I am "stationed" at Anatot (birthplace of Jeremiah), in the West Bank, maybe 20 minutes from Jerusalem. There are 12 of us volunteers on this base, i.e., 4 couples & 4 individuals. I thought I was the youngest volunteer---at least on THIS base, but in the pre-lights-out chat with my new roomies, I discovered that one is 82, one is 77, and the 3rd is 66---three years my junior (tho he looks older). I saw a few younger volunteers at the airport, going to other bases.

The barracks are Spartan.

Breakfasts on site generally include eggs---hard boiled or scrambled, vegetables as at every meal, bread (tho no toast option), yogurt & cottage cheese, bran flakes, hot water, but the only coffee was instant. They had chocolate milk, which comes in BAGS! Lunch, the main meal here, consists of choice of meat or fish---could have had both, but had fish, plus lots of choices of veggies. Beverage options included water plus a concentrated Apple flavored water enhancer! There was also coffee & tea. Dinners are dairy, and overall a more modest affair.

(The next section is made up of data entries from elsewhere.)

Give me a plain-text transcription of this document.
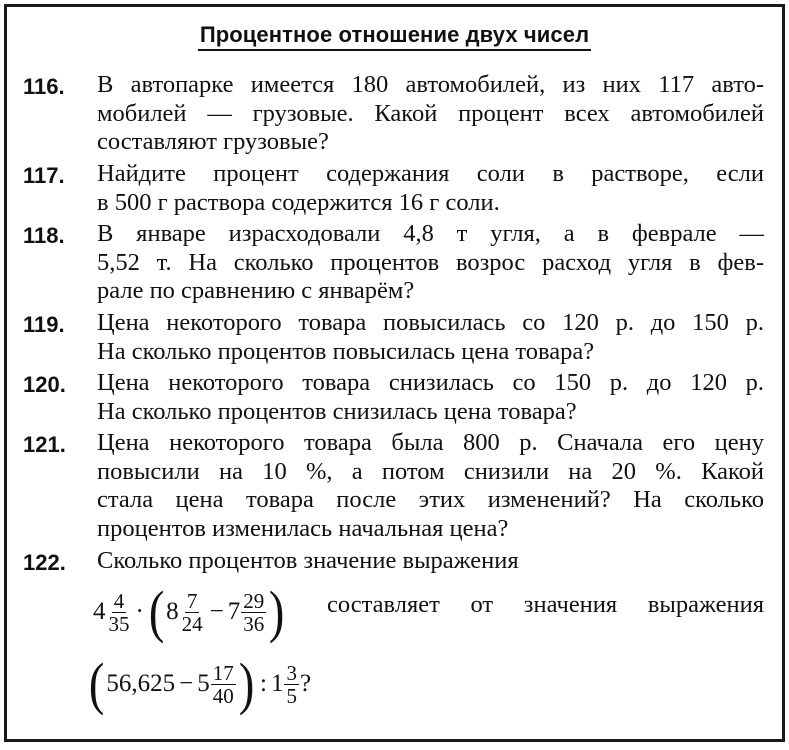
Процентное отношение двух чисел
116. В автопарке имеется 180 автомобилей, из них 117 авто-
мобилей — грузовые. Какой процент всех автомобилей
составляют грузовые?
117. Найдите процент содержания соли в растворе, если
в 500 г раствора содержится 16 г соли.
118. В январе израсходовали 4,8 т угля, а в феврале —
5,52 т. На сколько процентов возрос расход угля в фев-
рале по сравнению с январём?
119. Цена некоторого товара повысилась со 120 р. до 150 р.
На сколько процентов повысилась цена товара?
120. Цена некоторого товара снизилась со 150 р. до 120 р.
На сколько процентов снизилась цена товара?
121. Цена некоторого товара была 800 р. Сначала его цену
повысили на 10 %, а потом снизили на 20 %. Какой
стала цена товара после этих изменений? На сколько
процентов изменилась начальная цена?
122. Сколько процентов значение выражения
$4 \frac{4}{35} \cdot(8 \frac{7}{24} - 7 \frac{29}{36}$ ) составляет от значения выражения
($56,625 - 5 \frac{17}{40}$ ) : $1 \frac{3}{5}$ ?
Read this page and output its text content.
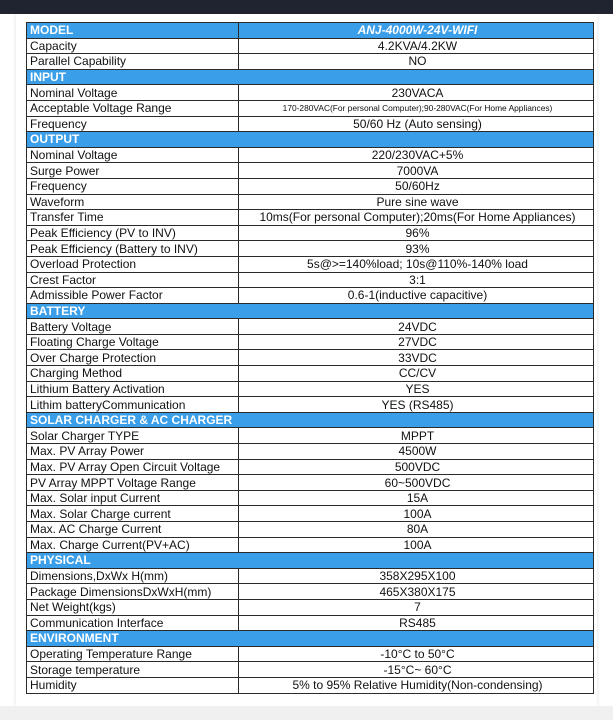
MODEL	ANJ-4000W-24V-WIFI
Capacity	4.2KVA/4.2KW
Parallel Capability	NO
INPUT	
Nominal Voltage	230VACA
Acceptable Voltage Range	170-280VAC(For personal Computer);90-280VAC(For Home Appliances)
Frequency	50/60 Hz (Auto sensing)
OUTPUT	
Nominal Voltage	220/230VAC+5%
Surge Power	7000VA
Frequency	50/60Hz
Waveform	Pure sine wave
Transfer Time	10ms(For personal Computer);20ms(For Home Appliances)
Peak Efficiency (PV to INV)	96%
Peak Efficiency (Battery to INV)	93%
Overload Protection	5s@>=140%load; 10s@110%-140% load
Crest Factor	3:1
Admissible Power Factor	0.6-1(inductive capacitive)
BATTERY	
Battery Voltage	24VDC
Floating Charge Voltage	27VDC
Over Charge Protection	33VDC
Charging Method	CC/CV
Lithium Battery Activation	YES
Lithim batteryCommunication	YES (RS485)
SOLAR CHARGER & AC CHARGER	
Solar Charger TYPE	MPPT
Max. PV Array Power	4500W
Max. PV Array Open Circuit Voltage	500VDC
PV Array MPPT Voltage Range	60~500VDC
Max. Solar input Current	15A
Max. Solar Charge current	100A
Max. AC Charge Current	80A
Max. Charge Current(PV+AC)	100A
PHYSICAL	
Dimensions,DxWx H(mm)	358X295X100
Package DimensionsDxWxH(mm)	465X380X175
Net Weight(kgs)	7
Communication Interface	RS485
ENVIRONMENT	
Operating Temperature Range	-10°C to 50°C
Storage temperature	-15°C~ 60°C
Humidity	5% to 95% Relative Humidity(Non-condensing)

This is our typical daily schedule:

7:30 - Breakfast
8:30 - Flag raising ceremony

9-11:30 - Work
11:45-12:30 - Lunch
1-4:15 - Back to work
5:30-6:30-  Dinner
6:30 - Evening activity



Our job usually was counting “stuff” like helmets, Kevlar vests, canteens, etc., loading them into boxes, and sorting & putting duffle bags on industrial shelving. The duffles weighed about 30 pounds, & some had to be put on high shelves. I was the tallest one in my group, so it was hard work! Two of my roomies & I did about 50 duffle bags in a day. Richard & Stan, the 82 year old & 77 year old respectively, are amazing in their stamina! They didn't rest till the job was done. I think it was more physically rigorous labor than I have done in years---if you don't count bringing up from the basement all the Passover boxes! The sorting was particularly important: If a soldier gets a helmet with a broken strap, or a canteen whose cap does not close properly, s/he is at a disadvantage. Our doing these tedious jobs frees up the soldiers for other work.

 

The evening activities are primarily educational presentations & discussions. One night the topic was Ethiopians, & the challenges they faced in making Aliyah. Another evening activity was a discussion of three major dilemmas that face/have faced Israel:

1. The ban on public transportation on Shabbat,
2. whether or not Israel should negotiate with terrorists, specifically for the release of hostages, and

3. the exemption from military service of many ultra-Orthodox yeshiva students.

The discussions were all animated, and well moderated by the MADRICHOT to avoid argument.

We get weekends off (i.e., from Thursday after lunch thru Saturday night). A bus takes us from the base to the train station in Tel Aviv. I took the train to Lehavim, where I have cousins. On the train, I sat opposite a young mother with her three or four-year-old child. She, like me, had just gotten on the train. We had traveled about three minutes to the next stop, still in Tel Aviv, when the child asked his mother, "Imma, higahnu?" Mommy, are we there yet?Of course that phrase brought back memories of hearing the same question innumerable times when my children, now in their 20s, were his age. Every second, somewhere in the world, some child is asking his/her parents that question! And Israel is no exception.